I cannot change my circumstances but I can change my perspective.

Since childhood my camera has been cathartic. So I did what I knew. I began to use my camera to literally photograph the hell out of my life. Within the lens I rediscover that I can create beauty from the mundane. The ordinary becomes sacred art. And so, my photography business is born on the ashes left by my journey.

At the heart of Main Street, I meet with my clients in the warm coffee shop. Here, I am reminded of the tightly woven networks that naturally exist in small towns. There is a powerful common history here. Everyone knows each other or they are related. My friends have roots here. My competition has roots here. I am the outsider embarking on territory where I may or may not be received. However presumptuous, attempting to compete with other photographers has never been my ambition. I am reminded of Ayn Rand when she said that “a creative man is motivated by the desire to achieve not by the desire to beat another.” What I need is to create, to connect and to be part of something greater than myself.

Here is a story I can grow within: where business, community and friends meld. How can I learn to see the beauty here in the frozen nights? What can business teach me about catching the days amid dirty dishes and little faces? Madeleine L’Engle whispers in my ear that we do live, all of us, on many different levels.” I hear her. I believe her. But confined in my Circle of Quiet, it is hard to believe that “the world of imagination is more real than the world of the kitchen sink.” Still, some day’s success is simply enough money to help with groceries and clothing, to put my daughter through dance or to buy books or fishing lures for my boys. This is equally real.

Hands down the biggest challenge I have faced is not related to small town life. It is treating my business like a job instead of an obsession. It is finding balance between work and being mom to my kids. It is choosing between client deadlines and laundry, between social media promotion and “what’s for dinner, mom?”, between working late and rising early. Some days I spin while my kids run in circles and tug on my legs. But what will be important when I look back at this season? If I am so tired I cannot read “Little House on the Prairie,” what does it matter if my house fits in a magazine? If I do not slow down to smile as my children momentarily huddle together under a warm blanket, what does a business mean? For me, having a successful business is equally about spending time with my children and providing a home where they can know they are loved.

Working from the corner office in my home, it is difficult to separate business from family life. I am in the process of bringing to fruition the dream of a studio space by restoring a floor in a rare, historic building with wide open space, with wood floors and large windows for natural light, with a downtown Art District feel. There are days I have had to pinch myself at this opportunity! I believe art is a valuable tool that can help a community grow as it brings people together, further enriching it for everyone. I am eager to use this space not only for my business but to share with others who gravitate toward the arts. I would especially love to see young people use this space as a haven where they can come to freely foster their creativity.
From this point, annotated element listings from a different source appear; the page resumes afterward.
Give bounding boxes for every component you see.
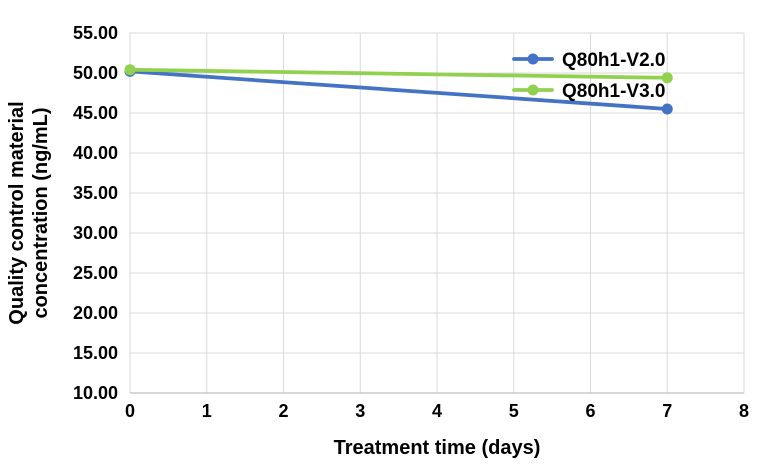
legend-markers <box>512 53 554 96</box>
x-axis-title: Treatment time (days) <box>334 437 541 459</box>
y-tick-label: 55.00 <box>73 23 118 43</box>
y-tick-label: 40.00 <box>73 143 118 163</box>
x-tick-label: 6 <box>585 401 595 421</box>
y-tick-label: 30.00 <box>73 223 118 243</box>
data-point-marker <box>661 103 673 115</box>
data-point-marker <box>661 72 673 84</box>
y-tick-label: 20.00 <box>73 303 118 323</box>
x-tick-label: 3 <box>355 401 365 421</box>
legend-label-series-1: Q80h1-V2.0 <box>562 50 666 71</box>
x-tick-label: 2 <box>278 401 288 421</box>
y-tick-label: 25.00 <box>73 263 118 283</box>
x-tick-label: 8 <box>739 401 749 421</box>
y-tick-label: 10.00 <box>73 383 118 403</box>
y-axis-title-line2: concentration (ng/mL) <box>30 107 52 318</box>
data-series <box>124 64 673 115</box>
series-line <box>128 67 670 80</box>
legend-marker-dot <box>527 84 539 96</box>
y-tick-label: 35.00 <box>73 183 118 203</box>
data-point-marker <box>124 64 136 76</box>
x-tick-label: 7 <box>662 401 672 421</box>
legend-marker-dot <box>527 53 539 65</box>
y-tick-label: 15.00 <box>73 343 118 363</box>
x-tick-label: 5 <box>509 401 519 421</box>
series-line <box>128 69 670 111</box>
x-tick-label: 1 <box>202 401 212 421</box>
legend-label-series-2: Q80h1-V3.0 <box>562 81 666 102</box>
x-tick-label: 4 <box>432 401 442 421</box>
y-tick-label: 45.00 <box>73 103 118 123</box>
tick-labels: 55.00 50.00 45.00 40.00 35.00 30.00 25.00 20.00… <box>73 23 749 421</box>
x-tick-label: 0 <box>125 401 135 421</box>
y-tick-label: 50.00 <box>73 63 118 83</box>
y-axis-title-line1: Quality control material <box>6 101 28 324</box>
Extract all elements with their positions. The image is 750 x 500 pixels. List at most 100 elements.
I still miss the energy of the city and the transitions of travelling; Winnipeg, New Zealand and Mexico are memories. Winters feel punishingly long, dark and cold, but coffee tastes best on a cold morning. Good business in a small community is greater than myself. It is to know and love my neighbor, and build my community. It is the reason I get up every morning and the measure by which I determine success. Because Annie Dillard is right that “how we spend our days is, of course, how we spend our lives.” I never intended to start a small photography business in a paper mill town on the border of Canada. I am slowly waking up to discover the art of contentment, no matter what my circumstances.